|Genres:||Racing / Arcade Racing|
|Game Modes:||Singleplayer / Multiplayer|
Like the classic coin-op arcade game, Pole Position, or Electronic Arts’ The Need for Speed, there’s nothing subtle or deep about Screamer’s gameplay. You simply choose one of the six high-powered cars at your disposal, pick either an automatic or a manual transmission, then it’s off to one of six tracks where you’ll try to take the checkered flag as you bump and grind your way past your competitors in either single or multiplayer competition.
It’s quaint, effective, and fun. Once you hit the track in your chosen car, your choice of a manual or automatic transmission creates an interesting dilemma.
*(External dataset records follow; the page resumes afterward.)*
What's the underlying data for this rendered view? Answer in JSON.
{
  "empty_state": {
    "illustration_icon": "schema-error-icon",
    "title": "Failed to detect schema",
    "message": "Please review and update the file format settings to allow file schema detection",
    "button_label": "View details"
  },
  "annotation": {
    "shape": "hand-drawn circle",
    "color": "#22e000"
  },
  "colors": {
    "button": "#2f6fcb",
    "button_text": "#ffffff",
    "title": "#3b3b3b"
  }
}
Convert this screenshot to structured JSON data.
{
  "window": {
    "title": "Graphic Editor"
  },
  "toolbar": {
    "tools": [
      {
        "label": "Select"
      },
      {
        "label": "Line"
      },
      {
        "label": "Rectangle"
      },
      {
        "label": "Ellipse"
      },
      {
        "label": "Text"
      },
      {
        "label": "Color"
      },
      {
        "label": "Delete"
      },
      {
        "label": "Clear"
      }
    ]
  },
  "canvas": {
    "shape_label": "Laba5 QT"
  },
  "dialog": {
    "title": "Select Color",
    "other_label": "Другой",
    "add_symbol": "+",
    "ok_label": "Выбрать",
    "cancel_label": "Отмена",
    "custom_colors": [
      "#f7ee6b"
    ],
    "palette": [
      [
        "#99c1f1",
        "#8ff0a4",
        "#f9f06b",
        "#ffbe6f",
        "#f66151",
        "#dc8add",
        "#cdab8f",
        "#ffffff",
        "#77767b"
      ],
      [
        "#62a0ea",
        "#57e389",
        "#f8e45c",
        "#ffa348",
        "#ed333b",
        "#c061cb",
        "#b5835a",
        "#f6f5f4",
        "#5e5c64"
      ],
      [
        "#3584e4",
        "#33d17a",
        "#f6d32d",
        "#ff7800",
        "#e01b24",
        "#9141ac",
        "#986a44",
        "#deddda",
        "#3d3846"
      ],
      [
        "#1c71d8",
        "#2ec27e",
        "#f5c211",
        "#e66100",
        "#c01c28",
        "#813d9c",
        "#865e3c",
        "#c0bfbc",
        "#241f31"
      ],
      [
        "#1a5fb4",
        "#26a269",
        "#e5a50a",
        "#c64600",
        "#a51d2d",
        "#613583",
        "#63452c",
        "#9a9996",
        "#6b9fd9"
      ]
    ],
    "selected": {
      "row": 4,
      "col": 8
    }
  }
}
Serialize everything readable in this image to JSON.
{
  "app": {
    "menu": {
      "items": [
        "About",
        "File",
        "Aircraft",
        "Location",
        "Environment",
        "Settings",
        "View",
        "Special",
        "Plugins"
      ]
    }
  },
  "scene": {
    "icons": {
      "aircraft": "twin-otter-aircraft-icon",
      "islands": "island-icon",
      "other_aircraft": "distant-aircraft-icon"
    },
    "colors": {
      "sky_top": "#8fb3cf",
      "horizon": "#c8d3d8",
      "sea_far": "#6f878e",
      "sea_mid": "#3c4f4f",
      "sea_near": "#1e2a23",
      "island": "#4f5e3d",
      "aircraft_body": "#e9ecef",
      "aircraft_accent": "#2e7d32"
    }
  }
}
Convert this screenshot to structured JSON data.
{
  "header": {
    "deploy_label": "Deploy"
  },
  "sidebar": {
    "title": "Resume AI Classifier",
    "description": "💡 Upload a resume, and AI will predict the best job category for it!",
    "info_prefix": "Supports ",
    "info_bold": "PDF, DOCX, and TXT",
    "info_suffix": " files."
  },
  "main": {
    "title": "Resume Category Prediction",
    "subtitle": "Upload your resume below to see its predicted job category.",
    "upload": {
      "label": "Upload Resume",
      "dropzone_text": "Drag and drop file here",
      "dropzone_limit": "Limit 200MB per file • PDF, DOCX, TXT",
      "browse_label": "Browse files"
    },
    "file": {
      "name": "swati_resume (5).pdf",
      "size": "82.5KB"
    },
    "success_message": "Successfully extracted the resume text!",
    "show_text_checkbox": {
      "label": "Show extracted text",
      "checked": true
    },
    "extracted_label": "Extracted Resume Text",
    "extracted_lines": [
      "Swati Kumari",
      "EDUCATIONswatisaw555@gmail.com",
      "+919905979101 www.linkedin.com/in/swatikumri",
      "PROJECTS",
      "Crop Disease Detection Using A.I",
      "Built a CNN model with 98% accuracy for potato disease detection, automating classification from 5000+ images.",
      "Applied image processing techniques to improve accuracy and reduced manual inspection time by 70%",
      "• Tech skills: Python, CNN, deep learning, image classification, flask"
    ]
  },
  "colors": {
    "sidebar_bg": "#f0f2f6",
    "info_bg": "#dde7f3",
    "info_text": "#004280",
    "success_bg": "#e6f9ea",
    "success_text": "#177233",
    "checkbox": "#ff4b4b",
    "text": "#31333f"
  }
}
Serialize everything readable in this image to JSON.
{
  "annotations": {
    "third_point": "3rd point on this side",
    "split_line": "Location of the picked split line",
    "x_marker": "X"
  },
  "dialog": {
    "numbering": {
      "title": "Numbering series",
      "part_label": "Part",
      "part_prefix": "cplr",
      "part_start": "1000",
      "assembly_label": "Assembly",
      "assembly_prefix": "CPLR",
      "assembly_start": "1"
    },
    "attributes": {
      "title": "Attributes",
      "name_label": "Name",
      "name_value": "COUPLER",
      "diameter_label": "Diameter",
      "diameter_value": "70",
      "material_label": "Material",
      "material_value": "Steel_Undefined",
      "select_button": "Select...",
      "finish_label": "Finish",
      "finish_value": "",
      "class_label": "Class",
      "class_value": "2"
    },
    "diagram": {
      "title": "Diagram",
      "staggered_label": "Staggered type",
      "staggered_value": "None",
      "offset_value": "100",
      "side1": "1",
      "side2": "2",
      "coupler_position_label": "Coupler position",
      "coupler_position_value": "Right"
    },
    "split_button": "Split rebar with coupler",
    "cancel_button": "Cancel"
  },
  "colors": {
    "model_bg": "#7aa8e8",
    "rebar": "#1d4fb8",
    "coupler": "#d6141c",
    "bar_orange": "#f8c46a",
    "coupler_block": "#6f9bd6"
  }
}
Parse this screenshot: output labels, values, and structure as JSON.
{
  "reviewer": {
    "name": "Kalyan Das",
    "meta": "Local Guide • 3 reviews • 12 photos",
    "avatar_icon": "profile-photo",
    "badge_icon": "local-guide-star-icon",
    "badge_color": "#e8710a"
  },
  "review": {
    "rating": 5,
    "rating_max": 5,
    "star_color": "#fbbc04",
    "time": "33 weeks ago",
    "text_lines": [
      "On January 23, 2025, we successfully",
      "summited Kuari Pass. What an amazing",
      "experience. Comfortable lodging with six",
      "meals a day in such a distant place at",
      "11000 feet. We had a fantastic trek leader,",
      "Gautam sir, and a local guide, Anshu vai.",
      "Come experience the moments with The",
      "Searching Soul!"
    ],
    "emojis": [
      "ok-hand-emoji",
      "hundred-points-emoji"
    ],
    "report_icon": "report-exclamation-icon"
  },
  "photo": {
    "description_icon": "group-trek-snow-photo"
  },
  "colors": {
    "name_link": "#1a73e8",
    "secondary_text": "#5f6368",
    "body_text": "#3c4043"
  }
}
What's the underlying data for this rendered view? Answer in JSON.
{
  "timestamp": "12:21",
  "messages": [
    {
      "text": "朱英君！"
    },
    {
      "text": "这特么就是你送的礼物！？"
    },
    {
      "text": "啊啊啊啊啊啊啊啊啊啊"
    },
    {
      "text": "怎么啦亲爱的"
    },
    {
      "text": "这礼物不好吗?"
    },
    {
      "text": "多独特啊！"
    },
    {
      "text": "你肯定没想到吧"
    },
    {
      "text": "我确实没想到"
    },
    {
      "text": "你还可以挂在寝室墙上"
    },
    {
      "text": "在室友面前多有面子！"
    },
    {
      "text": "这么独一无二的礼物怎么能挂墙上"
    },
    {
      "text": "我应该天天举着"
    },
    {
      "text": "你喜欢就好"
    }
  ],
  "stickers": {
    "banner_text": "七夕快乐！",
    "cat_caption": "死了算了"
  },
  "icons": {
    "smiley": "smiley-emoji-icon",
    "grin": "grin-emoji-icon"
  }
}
With two less joystick buttons or keyboard commands to worry about, the automatic-shift cars are easier to control, so this is the best choice for a beginner. However, once you reach the pro league, a manual transmission is a must; besides giving you a few more kphs in speed, the manual transmission cars handle better.
Beyond deciding whether to shift or not to shift, there’s little in the way of setup to get in the way of your racing fix. There are collisions all over the place, and when you flip your car, you’ll simply bounce in place for a few seconds, then it’s right back to the race, with no penalty — except for lost time, of course. On the other hand, if you take a sick pleasure in knocking your opponents off the track, you may not lose the race — but you won’t see much in the way of spectacular crashes or exploding cars, either.
One drawback to the game’s simple nature becomes apparent once you’ve rounded the track enough times to notice that the computer-controlled cars operate in a suspiciously familiar way. Race after race, the same cars are spread out in a predictable pattern — a few cars in the lead, a big clump in the middle, and one or two laggards in the back, all running below your top speed. The computerized opponents don’t get in each other’s way, either; they act more like a moving obstacle than real drivers.
But no matter; it’s still fun. You have to get in there and mix it up, edging ahead of a rival, then timing your sideswipe just right so he goes tumbling end over end. This jockeying for position is the best part of Screamer and puts it out in front of Need for Speed for pure driving excitement.